CMS did not discuss the Act in this rule. In its submission to us, CMS stated that it provided a statement on the Act as a separate document. However, CMS did not provide such a document to us.
(v) Other relevant information or requirements under acts and executive orders
Administrative Procedure Act, 5 U.S.C. §§ 551 et seq.

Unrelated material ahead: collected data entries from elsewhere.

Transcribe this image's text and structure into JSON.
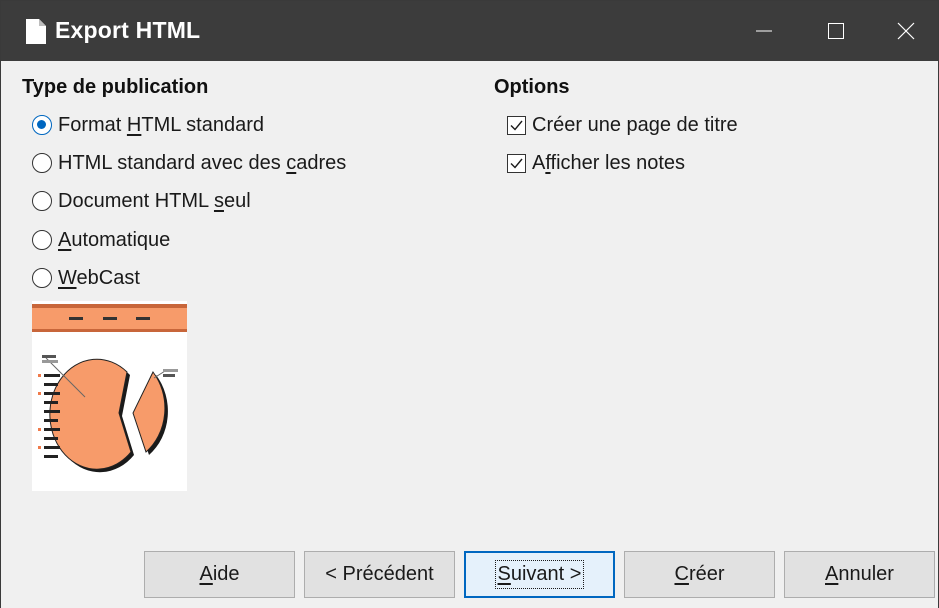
{
  "window": {
    "title": "Export HTML"
  },
  "type_section": {
    "title": "Type de publication",
    "options": [
      {
        "before": "Format ",
        "mnemonic": "H",
        "after": "TML standard",
        "checked": true
      },
      {
        "before": "HTML standard avec des ",
        "mnemonic": "c",
        "after": "adres",
        "checked": false
      },
      {
        "before": "Document HTML ",
        "mnemonic": "s",
        "after": "eul",
        "checked": false
      },
      {
        "before": "",
        "mnemonic": "A",
        "after": "utomatique",
        "checked": false
      },
      {
        "before": "",
        "mnemonic": "W",
        "after": "ebCast",
        "checked": false
      }
    ]
  },
  "options_section": {
    "title": "Options",
    "items": [
      {
        "before": "Créer une page de titre",
        "mnemonic": "",
        "after": "",
        "checked": true
      },
      {
        "before": "A",
        "mnemonic": "f",
        "after": "ficher les notes",
        "checked": true
      }
    ]
  },
  "buttons": {
    "help": {
      "before": "",
      "mnemonic": "A",
      "after": "ide"
    },
    "previous": {
      "before": "< Précédent",
      "mnemonic": "",
      "after": ""
    },
    "next": {
      "before": "",
      "mnemonic": "S",
      "after": "uivant >"
    },
    "create": {
      "before": "",
      "mnemonic": "C",
      "after": "réer"
    },
    "cancel": {
      "before": "",
      "mnemonic": "A",
      "after": "nnuler"
    }
  },
  "icons": {
    "title": "document-icon",
    "minimize": "minimize-icon",
    "maximize": "maximize-icon",
    "close": "close-icon",
    "preview": "pie-chart-preview-image"
  },
  "colors": {
    "titlebar": "#3c3c3c",
    "accent": "#0067c0",
    "preview_orange": "#f79b6a"
  }
}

On July 22, 2024, CMS published a proposed rule. 89 Fed. Reg. 59186. CMS stated that it received approximately 3,500 timely pieces of correspondence on the proposed rule. 89 Fed. Reg. 93921. CMS responded to comments in this rule.
Paperwork Reduction Act (PRA), 44 U.S.C. §§ 3501–3520
CMS determined that this rule contains information collection requirements under PRA that were previously submitted to OMB for approval under various OMB control numbers. See 89 Fed. Reg. 94522–94548.
Statutory authorization for the rule
CMS promulgated this rule pursuant to sections 1395hh and 1302 of title 42, United States Code, and section 1833 of the Social Security Act.
Executive Order No. 12866 (Regulatory Planning and Review)
The Office of Information and Regulatory Affairs determined that this rule is significant under the Order. CMS stated that OMB has reviewed the rule. 89 Fed. Reg. 94550.
Executive Order No. 13132 (Federalism)
CMS determined that this rule does not have federalism implications. See 89 Fed. Reg. 94585.